El presidente Roosevelt percibió la situación de Canarias como un potencial «trampolín alemán» para la «agresión en el hemisferio occidental», cosa que llegó en 1941. Los británicos estaban preparados para apoderarse de Canarias si España atacaba Gibraltar. Los aliados decidieron tratar a España como una nación neutral en 1942.

Un informe de la Armada británica concluyó más tarde: «Los alemanes nunca estuvieron tan cerca de interrumpir las comunicaciones entre el Nuevo Mundo y el Viejo como en los primeros 20 días de marzo de 1943».

Cerco a las islas

La «Operación Seeräuber» puso de relieve el lado más oscuro de la SGM cerca de Canarias. Fueron tiempos terribles porque además de la desaparición de inversiones extranjeras en las islas, los grupos de caza alemanes no paraban la maquinaria. Marcaron el conflicto naval en Canarias por espacio de seis años. A las 16:40 horas del 19 de diciembre de 1940, el U-37 torpedeó y hundió los barcos franceses por error al este de Fuerteventura.

El ataque más brutal de la manada en marzo de 1943; pero ya Alemania tenía oficiales sin experiencia con apenas 20 años de edad. Los comandantes tenían una media de 25 años.

La manada comprendía a los submarinos U-67, U-123, U-159, U-167, U-172, U-513 y U-515. Las alarmas saltaron en las cancillerías cuando en un mismo día se liquidó a tres barcos que sumaban 15.389 toneladas. Centenares de muertos. Algunos fueron rescatados por pescadores canarios tras verlos a la deriva. Fueron conducidos a Villa Cisneros.

El error de subestimar a los lobos

La flota nazi cercó Canarias desde el sur al norte a finales de 1943. Los comandantes Günther Müller-Stöckheim, Horst von Schroeter, Rolf Rüggeberg y Werner Henke crearon una pantalla invulnerable al oeste de Canarias.
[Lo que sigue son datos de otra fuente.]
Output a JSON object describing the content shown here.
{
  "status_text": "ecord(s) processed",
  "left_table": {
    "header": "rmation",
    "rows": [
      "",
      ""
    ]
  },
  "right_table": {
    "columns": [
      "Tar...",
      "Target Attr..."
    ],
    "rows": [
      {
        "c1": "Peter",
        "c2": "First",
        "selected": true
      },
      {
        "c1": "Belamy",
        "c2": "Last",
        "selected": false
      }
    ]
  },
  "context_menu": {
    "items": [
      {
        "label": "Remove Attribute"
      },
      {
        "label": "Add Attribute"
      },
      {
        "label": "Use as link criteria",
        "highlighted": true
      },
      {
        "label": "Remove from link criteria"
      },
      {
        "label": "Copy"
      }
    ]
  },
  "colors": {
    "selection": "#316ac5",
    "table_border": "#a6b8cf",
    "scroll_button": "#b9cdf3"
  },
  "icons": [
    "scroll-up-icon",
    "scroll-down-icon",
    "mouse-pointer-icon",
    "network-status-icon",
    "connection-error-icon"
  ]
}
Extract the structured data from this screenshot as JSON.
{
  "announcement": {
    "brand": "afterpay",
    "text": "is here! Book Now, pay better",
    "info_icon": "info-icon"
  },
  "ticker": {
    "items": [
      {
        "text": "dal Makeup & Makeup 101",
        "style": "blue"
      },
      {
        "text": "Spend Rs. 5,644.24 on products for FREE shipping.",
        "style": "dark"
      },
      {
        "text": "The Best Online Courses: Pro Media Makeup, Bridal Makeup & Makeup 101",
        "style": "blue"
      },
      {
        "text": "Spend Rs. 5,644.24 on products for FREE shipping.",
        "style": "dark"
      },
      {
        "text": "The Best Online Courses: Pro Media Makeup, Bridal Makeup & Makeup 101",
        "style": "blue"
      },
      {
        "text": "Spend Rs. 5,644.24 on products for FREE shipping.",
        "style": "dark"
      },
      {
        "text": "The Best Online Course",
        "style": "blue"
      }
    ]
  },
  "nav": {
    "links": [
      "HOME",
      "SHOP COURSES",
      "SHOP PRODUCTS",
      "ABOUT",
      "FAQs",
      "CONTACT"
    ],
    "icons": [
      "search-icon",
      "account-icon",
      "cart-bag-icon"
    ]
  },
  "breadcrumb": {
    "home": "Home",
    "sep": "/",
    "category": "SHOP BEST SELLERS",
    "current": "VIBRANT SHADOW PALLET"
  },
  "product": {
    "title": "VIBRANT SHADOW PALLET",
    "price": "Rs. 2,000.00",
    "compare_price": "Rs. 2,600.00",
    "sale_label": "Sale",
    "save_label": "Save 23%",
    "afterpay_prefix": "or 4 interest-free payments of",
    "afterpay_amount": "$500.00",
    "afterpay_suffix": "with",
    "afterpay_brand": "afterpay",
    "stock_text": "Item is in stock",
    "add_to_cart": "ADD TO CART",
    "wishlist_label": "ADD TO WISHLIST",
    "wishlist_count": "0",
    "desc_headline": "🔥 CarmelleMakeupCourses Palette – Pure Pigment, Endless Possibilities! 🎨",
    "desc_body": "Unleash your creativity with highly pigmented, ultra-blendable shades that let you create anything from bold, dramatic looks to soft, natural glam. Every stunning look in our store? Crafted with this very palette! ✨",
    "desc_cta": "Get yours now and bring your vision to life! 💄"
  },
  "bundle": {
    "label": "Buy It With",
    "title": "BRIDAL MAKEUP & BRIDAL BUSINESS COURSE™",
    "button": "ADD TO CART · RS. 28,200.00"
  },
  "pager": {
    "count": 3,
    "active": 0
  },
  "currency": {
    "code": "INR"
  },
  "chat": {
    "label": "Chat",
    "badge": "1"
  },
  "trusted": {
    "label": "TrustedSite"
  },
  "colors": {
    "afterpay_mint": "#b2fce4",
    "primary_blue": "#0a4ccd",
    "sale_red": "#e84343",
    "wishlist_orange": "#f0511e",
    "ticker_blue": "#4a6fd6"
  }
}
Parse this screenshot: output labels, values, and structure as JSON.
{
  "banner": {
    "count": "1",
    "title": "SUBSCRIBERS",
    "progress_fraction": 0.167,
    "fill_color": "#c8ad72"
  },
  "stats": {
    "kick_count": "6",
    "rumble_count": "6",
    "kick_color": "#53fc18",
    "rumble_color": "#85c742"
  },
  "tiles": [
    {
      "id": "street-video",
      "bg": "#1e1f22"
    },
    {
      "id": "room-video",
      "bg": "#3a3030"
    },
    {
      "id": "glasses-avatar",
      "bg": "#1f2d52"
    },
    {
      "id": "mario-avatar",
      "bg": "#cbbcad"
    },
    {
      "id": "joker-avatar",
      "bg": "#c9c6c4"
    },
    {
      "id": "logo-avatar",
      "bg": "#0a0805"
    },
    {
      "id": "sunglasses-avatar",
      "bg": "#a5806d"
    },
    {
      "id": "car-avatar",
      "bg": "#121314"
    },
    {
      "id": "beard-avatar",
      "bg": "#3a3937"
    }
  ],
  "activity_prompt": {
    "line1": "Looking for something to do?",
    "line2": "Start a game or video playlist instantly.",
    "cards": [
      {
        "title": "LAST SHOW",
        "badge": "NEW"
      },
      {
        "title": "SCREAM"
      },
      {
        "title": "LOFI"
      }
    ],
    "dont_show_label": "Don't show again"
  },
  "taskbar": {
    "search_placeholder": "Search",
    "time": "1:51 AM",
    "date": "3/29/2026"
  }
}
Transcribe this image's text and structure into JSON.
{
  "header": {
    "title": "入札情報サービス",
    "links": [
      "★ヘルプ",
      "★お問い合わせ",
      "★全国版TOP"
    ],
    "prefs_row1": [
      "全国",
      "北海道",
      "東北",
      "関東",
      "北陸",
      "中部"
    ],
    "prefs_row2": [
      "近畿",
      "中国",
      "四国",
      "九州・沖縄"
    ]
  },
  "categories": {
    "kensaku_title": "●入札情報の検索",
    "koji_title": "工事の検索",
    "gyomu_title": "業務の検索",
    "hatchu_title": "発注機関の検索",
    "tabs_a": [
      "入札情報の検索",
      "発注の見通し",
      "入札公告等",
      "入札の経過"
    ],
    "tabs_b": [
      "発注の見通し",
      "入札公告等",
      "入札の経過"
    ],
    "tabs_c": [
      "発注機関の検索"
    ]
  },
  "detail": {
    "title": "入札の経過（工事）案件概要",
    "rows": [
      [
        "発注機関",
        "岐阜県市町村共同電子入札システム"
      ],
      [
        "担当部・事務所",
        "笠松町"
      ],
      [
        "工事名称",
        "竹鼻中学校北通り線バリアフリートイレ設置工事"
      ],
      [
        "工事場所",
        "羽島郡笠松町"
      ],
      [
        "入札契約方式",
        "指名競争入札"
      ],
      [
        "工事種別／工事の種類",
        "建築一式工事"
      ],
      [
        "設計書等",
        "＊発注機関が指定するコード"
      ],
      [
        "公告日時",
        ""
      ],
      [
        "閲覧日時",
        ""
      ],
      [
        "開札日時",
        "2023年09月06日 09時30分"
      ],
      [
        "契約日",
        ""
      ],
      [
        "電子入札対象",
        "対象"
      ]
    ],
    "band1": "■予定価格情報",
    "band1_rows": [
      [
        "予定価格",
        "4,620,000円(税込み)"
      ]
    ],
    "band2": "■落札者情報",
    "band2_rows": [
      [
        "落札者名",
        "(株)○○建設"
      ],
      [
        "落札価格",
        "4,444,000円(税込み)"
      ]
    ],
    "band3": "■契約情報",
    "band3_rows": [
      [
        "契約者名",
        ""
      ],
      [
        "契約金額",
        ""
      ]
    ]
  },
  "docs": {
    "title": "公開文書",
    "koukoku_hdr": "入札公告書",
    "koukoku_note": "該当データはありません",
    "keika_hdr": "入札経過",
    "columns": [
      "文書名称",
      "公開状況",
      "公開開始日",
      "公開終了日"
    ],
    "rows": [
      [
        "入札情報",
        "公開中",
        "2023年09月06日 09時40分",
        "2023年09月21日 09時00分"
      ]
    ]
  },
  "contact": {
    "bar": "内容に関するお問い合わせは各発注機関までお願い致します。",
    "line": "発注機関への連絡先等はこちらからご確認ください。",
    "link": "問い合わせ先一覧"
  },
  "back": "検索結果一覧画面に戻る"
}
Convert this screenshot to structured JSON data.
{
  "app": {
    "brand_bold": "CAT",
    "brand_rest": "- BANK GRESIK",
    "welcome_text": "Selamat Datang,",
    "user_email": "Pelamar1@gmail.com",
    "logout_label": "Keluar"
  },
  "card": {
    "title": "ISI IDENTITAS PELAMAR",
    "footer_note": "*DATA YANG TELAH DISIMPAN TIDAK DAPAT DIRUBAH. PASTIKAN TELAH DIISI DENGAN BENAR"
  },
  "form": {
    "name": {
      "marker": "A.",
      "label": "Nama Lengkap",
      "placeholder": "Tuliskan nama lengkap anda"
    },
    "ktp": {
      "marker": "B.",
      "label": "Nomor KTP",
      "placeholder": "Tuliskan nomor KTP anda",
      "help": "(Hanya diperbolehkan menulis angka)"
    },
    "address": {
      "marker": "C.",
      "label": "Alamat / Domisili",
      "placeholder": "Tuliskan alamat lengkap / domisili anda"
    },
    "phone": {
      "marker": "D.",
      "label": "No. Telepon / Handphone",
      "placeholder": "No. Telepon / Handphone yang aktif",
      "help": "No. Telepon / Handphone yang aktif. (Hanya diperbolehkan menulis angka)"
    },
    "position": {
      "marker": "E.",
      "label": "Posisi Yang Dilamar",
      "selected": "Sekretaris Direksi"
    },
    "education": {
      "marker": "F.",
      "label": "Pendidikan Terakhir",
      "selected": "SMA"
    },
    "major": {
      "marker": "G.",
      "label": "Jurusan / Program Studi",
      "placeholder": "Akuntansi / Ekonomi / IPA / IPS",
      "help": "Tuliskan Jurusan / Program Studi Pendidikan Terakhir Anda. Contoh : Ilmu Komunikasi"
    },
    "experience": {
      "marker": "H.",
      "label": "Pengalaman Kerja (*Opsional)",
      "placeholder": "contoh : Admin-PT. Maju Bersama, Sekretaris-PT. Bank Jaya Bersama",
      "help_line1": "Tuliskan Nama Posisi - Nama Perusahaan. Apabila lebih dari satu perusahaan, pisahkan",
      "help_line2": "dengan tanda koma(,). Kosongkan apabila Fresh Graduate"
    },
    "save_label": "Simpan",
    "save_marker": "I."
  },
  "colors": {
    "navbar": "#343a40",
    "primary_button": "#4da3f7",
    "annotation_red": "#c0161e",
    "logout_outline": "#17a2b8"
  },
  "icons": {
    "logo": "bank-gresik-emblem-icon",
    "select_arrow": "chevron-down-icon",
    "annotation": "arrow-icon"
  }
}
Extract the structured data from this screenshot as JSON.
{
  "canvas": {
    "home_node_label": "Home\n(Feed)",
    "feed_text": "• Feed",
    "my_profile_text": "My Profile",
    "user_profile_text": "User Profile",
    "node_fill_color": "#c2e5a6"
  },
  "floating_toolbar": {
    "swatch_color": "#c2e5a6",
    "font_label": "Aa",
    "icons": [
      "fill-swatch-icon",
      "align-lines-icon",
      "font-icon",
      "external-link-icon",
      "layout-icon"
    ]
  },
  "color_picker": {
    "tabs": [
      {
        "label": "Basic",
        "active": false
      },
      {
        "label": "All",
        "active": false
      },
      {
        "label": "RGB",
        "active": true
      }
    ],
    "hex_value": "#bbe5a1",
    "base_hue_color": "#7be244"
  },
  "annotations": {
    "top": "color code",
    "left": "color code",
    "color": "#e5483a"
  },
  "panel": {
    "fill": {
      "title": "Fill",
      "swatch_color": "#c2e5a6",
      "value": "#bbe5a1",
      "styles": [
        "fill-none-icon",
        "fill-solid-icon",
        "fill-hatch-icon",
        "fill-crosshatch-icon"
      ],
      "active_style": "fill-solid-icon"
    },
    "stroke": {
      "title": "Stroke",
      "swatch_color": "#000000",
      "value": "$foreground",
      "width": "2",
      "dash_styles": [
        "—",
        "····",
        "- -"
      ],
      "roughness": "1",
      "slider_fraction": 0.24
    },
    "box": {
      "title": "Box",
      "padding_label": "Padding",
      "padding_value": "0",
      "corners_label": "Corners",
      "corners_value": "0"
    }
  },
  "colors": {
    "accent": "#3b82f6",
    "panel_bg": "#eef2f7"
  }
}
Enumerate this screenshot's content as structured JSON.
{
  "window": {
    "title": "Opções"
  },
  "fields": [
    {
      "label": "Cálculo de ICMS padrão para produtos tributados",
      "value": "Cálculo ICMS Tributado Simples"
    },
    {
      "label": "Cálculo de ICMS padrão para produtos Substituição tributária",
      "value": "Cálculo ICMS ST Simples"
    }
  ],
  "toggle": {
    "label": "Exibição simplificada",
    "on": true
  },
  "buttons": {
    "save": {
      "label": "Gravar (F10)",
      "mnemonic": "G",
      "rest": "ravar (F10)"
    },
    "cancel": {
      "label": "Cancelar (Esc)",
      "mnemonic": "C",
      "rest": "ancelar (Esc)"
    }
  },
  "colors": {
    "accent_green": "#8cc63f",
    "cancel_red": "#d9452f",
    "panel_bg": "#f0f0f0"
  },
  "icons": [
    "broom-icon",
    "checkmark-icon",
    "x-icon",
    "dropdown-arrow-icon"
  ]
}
Por el sur, desde Maspalomas a Mauritania, los comandantes Kurt Sturm, Carl Emmermann, Helmut Friedrich Witte atraparon a los buques, civiles, llevándolos hasta la altura de cabo Bojador, en el Sáhara. Los «lobos submarinos» U-167, U-159 y U-172 ejecutaron los hundimientos.

Los buques atacados formaban parte del convoy RS-3, compuesto por nueve barcos con destino a Gibraltar desde Freetown, Sierra Leona. El grupo estaba escoltado por dos corbetas. Los aliados subestimaron a la manada de submarinos y se fueron a custodiar a otro grupo de navíos durante la mañana del 28 de marzo a su paso por Canarias.

Fugados en Gran Canaria

Después de la masacre alemana, dos aviones británicos comenzaron a buscar a los «lobos submarinos» e iniciaron ataques aéreos con aparatos Hudson el 5 de abril de 1943. El submarino U-167, con graves daños, al día siguiente, llegó a Las Burras, sur de Gran Canaria. Los pescadores ayudaron a llevar a la tripulación a tierra.

Antes que las autoridades británicas pidieran a España la detención, apareció un buque mercante alemán y la tripulación se logró fugar. Ya en el mar 52 integrantes fueron llevados hasta el submarino U-455 , que los llevó hacinados hasta Francia. Regresaron al mar en los submarinos U-154 ,U-159 y U-518 en enero de 1944.